Macarius, the name of two celebrated contemporary Nitrian monks of the fourth century: MACARIUS THE ALEXANDRIAN, also called Greek: o politikos either in reference to his city birth or polished manners; d. about 405. He was a younger contemporary of Macarius the Egyptian, but there is no reason for confounding or identifying him with his older namesake. More than any of the hermits of the time he exemplified the spirit of emulation characteristic of this stage of monasticism. He would be excelled by none in his austerities. Palladius asserts "if he ever heard of any one having performed a work of asceticism, he was all on fire to do the same". Because the monks of Tabennisi eschewed cooked food in Lent he abstained for seven years. Once, in expiation of a fault, he lay for six months in a morass, exposed to the attacks of the African gnats, whose sting can pierce even the hide of a wild boar. When he returned to his companions he was so much disfigured that he could be recognized only by his voice. He is credited with the composition of a rule for monks, though his authorship is now generally denied.

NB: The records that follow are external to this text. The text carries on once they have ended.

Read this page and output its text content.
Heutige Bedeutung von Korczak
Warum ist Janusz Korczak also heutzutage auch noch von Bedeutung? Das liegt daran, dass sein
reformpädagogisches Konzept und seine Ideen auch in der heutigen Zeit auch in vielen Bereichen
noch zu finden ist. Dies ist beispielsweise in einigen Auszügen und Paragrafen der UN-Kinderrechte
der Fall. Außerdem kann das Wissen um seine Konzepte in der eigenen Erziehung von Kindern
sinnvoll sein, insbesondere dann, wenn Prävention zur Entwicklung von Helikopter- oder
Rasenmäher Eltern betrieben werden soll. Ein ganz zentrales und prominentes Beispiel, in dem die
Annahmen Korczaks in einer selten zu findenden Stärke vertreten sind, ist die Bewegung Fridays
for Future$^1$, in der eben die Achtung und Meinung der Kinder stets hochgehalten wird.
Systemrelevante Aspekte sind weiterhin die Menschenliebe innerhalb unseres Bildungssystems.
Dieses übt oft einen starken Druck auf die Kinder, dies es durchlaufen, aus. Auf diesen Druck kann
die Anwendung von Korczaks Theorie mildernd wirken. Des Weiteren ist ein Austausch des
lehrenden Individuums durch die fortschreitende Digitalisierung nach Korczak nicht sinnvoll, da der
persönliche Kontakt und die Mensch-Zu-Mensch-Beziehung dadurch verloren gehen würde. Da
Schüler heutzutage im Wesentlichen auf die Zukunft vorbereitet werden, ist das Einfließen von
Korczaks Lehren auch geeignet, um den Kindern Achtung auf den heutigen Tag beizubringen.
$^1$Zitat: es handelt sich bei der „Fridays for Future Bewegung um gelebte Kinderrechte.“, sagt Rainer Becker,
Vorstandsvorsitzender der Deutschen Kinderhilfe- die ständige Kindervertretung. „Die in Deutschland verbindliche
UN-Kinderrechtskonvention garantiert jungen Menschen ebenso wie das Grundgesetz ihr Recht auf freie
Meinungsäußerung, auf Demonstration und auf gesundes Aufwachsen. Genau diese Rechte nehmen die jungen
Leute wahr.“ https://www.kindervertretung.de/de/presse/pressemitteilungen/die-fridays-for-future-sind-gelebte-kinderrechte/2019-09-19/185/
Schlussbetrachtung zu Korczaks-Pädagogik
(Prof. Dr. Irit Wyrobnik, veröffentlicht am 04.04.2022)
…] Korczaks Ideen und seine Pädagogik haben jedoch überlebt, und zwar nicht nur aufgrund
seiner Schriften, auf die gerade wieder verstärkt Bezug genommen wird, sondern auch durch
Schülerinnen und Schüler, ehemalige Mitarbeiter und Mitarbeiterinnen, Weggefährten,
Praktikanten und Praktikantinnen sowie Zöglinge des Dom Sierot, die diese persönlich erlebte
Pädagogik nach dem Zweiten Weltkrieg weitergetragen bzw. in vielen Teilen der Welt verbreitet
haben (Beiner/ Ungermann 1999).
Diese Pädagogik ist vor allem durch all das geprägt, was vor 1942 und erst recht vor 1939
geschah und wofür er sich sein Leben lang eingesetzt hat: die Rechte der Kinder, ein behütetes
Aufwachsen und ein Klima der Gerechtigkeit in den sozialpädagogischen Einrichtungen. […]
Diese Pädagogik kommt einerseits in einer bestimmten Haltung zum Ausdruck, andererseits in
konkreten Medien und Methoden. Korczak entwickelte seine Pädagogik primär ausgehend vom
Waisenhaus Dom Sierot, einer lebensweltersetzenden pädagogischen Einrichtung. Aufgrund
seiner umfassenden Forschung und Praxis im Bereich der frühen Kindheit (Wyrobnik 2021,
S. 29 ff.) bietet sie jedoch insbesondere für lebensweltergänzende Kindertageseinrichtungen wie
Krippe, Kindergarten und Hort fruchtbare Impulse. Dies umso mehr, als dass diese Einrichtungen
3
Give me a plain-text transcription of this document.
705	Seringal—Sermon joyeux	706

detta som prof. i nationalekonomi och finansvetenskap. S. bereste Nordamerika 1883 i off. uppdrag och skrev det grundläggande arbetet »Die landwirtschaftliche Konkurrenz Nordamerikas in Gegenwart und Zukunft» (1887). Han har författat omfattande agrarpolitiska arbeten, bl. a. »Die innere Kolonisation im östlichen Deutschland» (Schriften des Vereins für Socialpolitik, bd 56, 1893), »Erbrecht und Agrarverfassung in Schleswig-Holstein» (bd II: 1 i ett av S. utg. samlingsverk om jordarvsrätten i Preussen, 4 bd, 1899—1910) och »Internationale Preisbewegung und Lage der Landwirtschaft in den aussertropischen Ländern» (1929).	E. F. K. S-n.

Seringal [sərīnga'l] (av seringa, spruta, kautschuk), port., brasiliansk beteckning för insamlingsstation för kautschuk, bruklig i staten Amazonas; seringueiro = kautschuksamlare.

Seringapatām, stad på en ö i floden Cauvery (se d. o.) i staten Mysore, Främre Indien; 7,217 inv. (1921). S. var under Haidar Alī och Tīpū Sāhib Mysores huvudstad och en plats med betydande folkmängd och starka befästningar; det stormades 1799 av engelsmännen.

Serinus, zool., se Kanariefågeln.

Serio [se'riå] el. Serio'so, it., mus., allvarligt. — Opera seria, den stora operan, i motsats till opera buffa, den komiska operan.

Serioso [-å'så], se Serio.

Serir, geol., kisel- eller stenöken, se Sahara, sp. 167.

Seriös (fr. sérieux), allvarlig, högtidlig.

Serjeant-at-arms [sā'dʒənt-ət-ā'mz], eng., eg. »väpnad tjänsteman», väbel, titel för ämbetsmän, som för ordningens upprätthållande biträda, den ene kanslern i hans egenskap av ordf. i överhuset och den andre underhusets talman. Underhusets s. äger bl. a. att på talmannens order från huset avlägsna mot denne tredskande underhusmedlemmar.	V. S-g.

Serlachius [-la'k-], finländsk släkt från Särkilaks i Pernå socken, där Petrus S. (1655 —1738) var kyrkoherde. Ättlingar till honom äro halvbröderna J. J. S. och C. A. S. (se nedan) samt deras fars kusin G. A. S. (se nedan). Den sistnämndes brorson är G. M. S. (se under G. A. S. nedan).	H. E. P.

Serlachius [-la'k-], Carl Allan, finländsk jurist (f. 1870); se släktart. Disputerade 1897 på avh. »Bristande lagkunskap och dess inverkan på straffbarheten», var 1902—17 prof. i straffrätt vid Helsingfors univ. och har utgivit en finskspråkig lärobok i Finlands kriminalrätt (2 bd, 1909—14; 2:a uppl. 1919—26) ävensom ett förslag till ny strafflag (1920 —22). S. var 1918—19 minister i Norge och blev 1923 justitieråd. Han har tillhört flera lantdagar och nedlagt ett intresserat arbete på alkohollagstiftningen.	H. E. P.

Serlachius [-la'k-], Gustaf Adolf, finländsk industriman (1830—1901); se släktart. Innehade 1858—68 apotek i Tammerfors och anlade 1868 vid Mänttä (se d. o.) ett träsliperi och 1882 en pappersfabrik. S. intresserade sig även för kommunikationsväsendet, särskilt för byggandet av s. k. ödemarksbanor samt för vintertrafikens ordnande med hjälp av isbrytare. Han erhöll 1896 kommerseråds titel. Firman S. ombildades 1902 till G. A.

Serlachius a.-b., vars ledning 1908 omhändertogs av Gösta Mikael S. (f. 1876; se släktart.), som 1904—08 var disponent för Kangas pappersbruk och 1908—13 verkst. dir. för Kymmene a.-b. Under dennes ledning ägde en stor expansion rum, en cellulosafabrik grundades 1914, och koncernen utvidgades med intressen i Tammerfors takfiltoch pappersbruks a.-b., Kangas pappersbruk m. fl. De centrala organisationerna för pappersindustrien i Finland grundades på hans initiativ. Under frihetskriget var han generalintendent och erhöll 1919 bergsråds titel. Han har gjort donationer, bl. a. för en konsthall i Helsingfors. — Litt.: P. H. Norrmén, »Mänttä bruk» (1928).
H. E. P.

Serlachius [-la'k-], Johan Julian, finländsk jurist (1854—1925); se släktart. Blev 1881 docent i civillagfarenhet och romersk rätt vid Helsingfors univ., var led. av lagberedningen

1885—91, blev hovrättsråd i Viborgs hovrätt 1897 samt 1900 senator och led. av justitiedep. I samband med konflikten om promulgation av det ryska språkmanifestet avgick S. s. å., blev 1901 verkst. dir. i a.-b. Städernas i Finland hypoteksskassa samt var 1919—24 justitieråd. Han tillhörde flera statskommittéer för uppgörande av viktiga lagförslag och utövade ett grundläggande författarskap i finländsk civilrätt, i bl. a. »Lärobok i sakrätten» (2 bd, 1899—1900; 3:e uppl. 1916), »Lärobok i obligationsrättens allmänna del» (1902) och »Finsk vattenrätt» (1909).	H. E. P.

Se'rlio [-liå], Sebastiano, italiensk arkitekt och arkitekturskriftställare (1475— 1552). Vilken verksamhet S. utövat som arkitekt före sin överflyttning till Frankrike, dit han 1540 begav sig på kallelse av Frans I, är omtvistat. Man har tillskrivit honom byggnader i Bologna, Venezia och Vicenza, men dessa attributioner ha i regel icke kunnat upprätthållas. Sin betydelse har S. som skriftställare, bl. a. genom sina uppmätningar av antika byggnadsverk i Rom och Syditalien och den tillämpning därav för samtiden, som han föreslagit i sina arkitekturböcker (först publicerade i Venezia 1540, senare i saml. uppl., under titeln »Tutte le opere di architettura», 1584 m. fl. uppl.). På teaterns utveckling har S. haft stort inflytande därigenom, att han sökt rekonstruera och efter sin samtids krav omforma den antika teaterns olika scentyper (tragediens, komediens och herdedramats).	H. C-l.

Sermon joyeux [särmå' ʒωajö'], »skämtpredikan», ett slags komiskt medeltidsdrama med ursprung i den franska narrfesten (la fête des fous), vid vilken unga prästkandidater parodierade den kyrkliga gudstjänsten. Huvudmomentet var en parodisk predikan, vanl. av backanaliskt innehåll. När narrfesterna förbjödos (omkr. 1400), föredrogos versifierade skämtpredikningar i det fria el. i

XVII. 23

MACARIUS THE EGYPTIAN or THE ELDER, one of the most famous of the early Christian solitaries, b. about A.D. 300; d. 390. He was a disciple of St. Anthony and founder of a monastic community in the Scetic desert. Through the influence of St. Anthony he abandoned the world at the age of thirty, and ten years later was ordained a priest. The fame of his sanctity drew many followers, and his monastic settlement at his death numbered thousands. This community, which took up its residence in the Nitrian and Scetic deserts, was of the semi-eremitical type. The monks were not bound by any fixed rule; their cells were close together, and they met for Divine worship only on Saturdays or Sundays. The principle which held them together was one of mutual helpfulness, and the authority of the elders was recognized not as that of monastic superiors in the strict sense of the word but rather as that of guides and models of perfection. In a community whose members were striving to excel in mortification and renunciation the preeminence of Macarius was generally recognized. Several monasteries in the Libyan desert still bear the name of Macarius. Fifty homilies have been preserved which bear his name, but these and an "Epistle to the monks", with other dubious pieces, cannot be ascribed to him with absolute certainty.